Des visiteurs s’attardent, discutent et sont fascinés par la prestance de ces portraits, par cette violence latente qui s’étiole devant le lyrisme des photographies. Depuis l’enfance, Joana Choumali a toujours été impressionnée par la scarification qu’elle explore, en interrogeant avec justesse et humilité sa signification dans les sociétés contemporaines.

Signes de reconnaissance entre les différentes communautés, cette pratique sociale est vue comme ancestrale et obsolète, et non plus adaptée aux modes de vie d’aujourd’hui ; tandis que le tatouage reste prisé par les plus jeunes ou enncore les groupes appartenant à des sous-cultures.

Exposition. PHOTOQUAI, © musée du quai Branly, photo Gautier Deblonde

Avec Hâaâré, la dernière génération, Joana Choumali replace la scarification dans sa dimension historique, lui redonnant ses lettres de noblesse et en éloignant toute corrélation avec une pratique barbare.

Ancrées dans la chair pour marquer un signe d’appartenance, ces blessures superficielles deviennent les caractères d’un langage corporel qui, entre stupéfaction et curiosité nous délivrent un message sur les us et coutumes de certaines régions d’Afrique.

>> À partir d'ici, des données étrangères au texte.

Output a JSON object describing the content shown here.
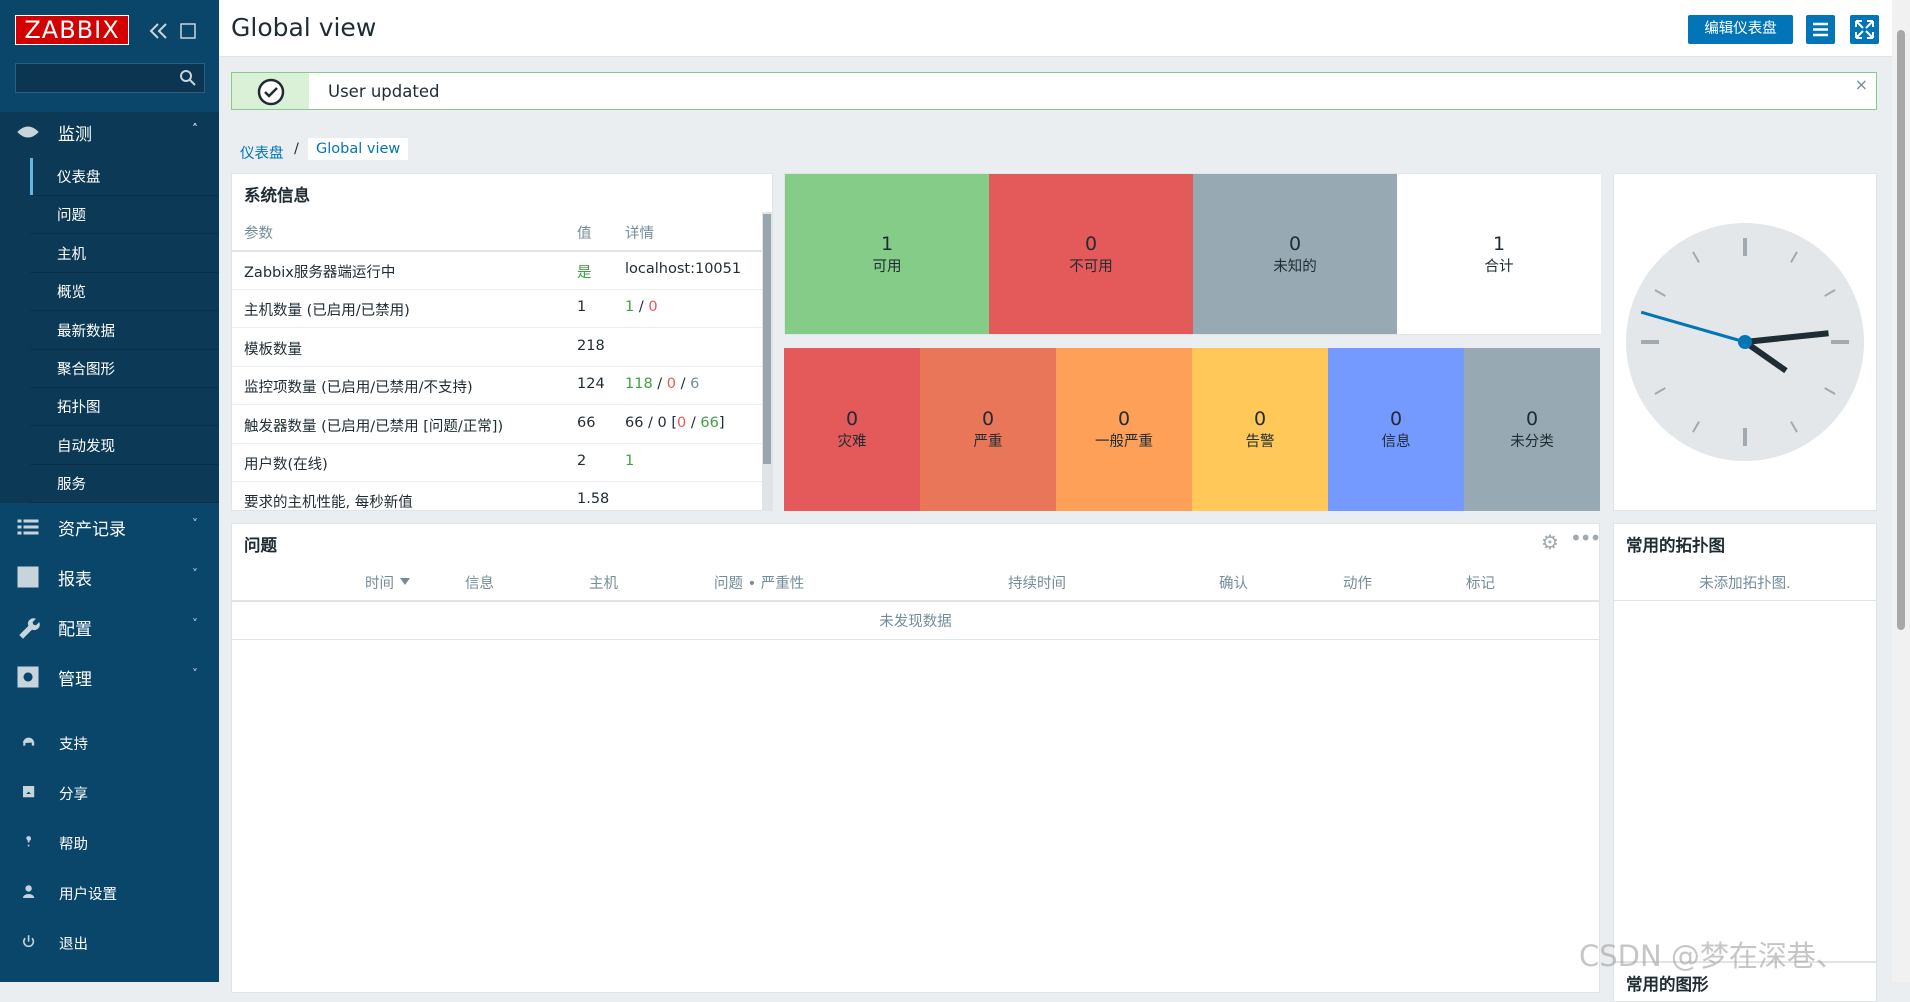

En opposition aux stigmates imposés avec violence durant l’esclavage, allant du marquage au fer des initiales du maître aux traces des souffrances propre à une violence extrême, ces cicatrices d’un esthétisme rituel sont les lignes sur lesquelles s’écrivent des histoires personnelles.

« Congo ayant les dents pointues et des marques du pays formant une croix sur chaque sein (..)17 » Les colons appellent « marques du pays» les motifs indélébiles que présentent les corps des Africains à leur arrivée dans les Caraïbes. Ces scarifications sont les seules traces visibles que les « migrants nus» conservent de leur terre natale. En Afrique, par-delà sa fonction esthétique, le marquage du corps traduit l’appartenance de l’individu à la communauté. La scarification représente ainsi le premier obstacle a la mise a nu, à la dépossession de l’es- clavage. Un corps scarifie constitue d’emblée un « corps-mémoire », une surface OU se déploie l’écriture singulière d’un peuple : les « marques d’Arada », les « marques de Congo », les « marques d’Ibo ».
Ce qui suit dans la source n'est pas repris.